I picked this up because I'd read Winterson's 'Oranges Are Not the Only Fruit' years ago, and really liked it. But, while that was an autobiographically-inclined novel, this was quite different. A historical novel, it tells the story of a young French man who becomes Napoleon's cook, and a wild Venetian girl with a penchant for cross-dressing. These two unlikely characters' lives eventually intertwine, with hefty doses of the surreal and magical realism. Winterson is an extremely talented writer, but I found the experience to be a bit uneven at times - perhaps just because I liked the parts featuring Villanelle (the girl) much more than those with Henri. The book is vividly and poetically written; it is also philosophical and sad.
Strange, interesting and full of beautiful imagery.
From the back of the book: "The Passion intertwines the destinies of two remarkable people: the soldier Henri, for eight years the faithful cook who follows Napoleon from the glory of Empure to Russian ruin, and Villanelle, the red-haired daughter of a Venetian boatman.... In Venice, both meet their singular destiny in a combustion of love and politics."

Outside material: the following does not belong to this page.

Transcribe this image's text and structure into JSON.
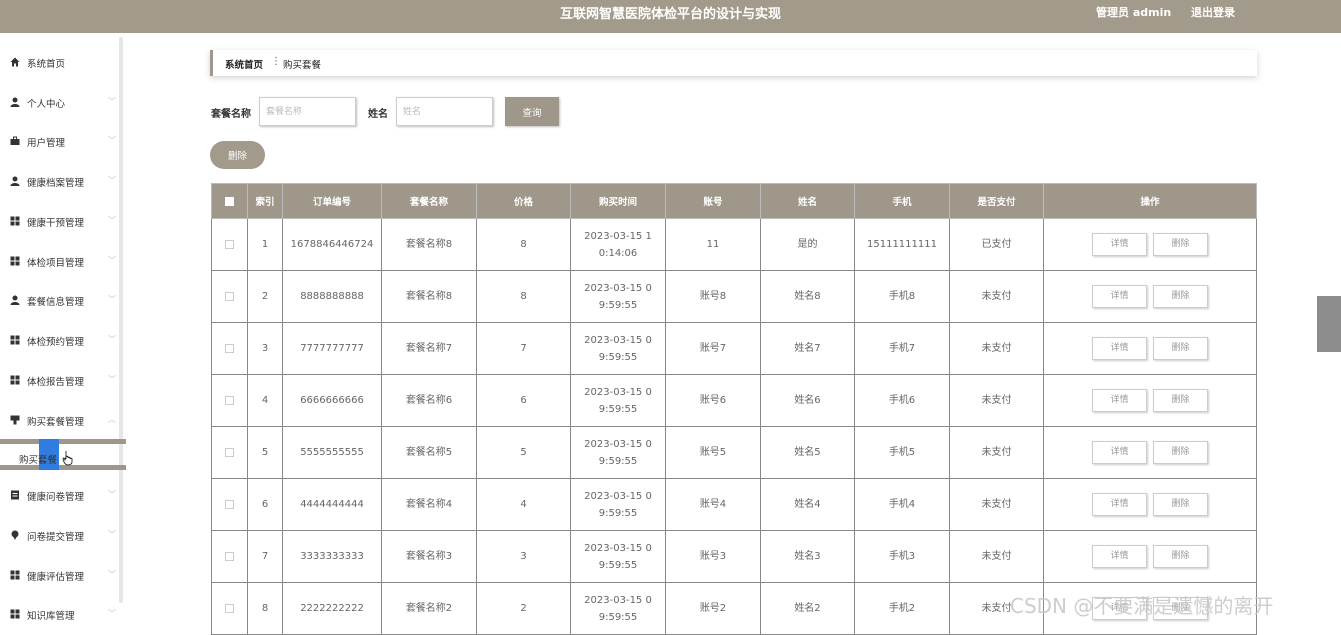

That sounds kind of puffed-up, when I read it over. So I will add my two cents: this is a tautly written story, in the crispest of prose, with a fast-moving plot.
This was not one of my favorite books but it was one of the most unique and interesting books that I've ever read. Some how I got the idea that the author was very young and as I was reading it I kept wondering how she got so wise so young. Well worth the read, people, hope you enjoy it as much as I did.
Jeanette Winterson's exquisitely poetic prose made this book a fascinating read, but I was a little bit put off by the lesbian subplot (just not my preferred reading material).
Yes, I did. It's a different take on history.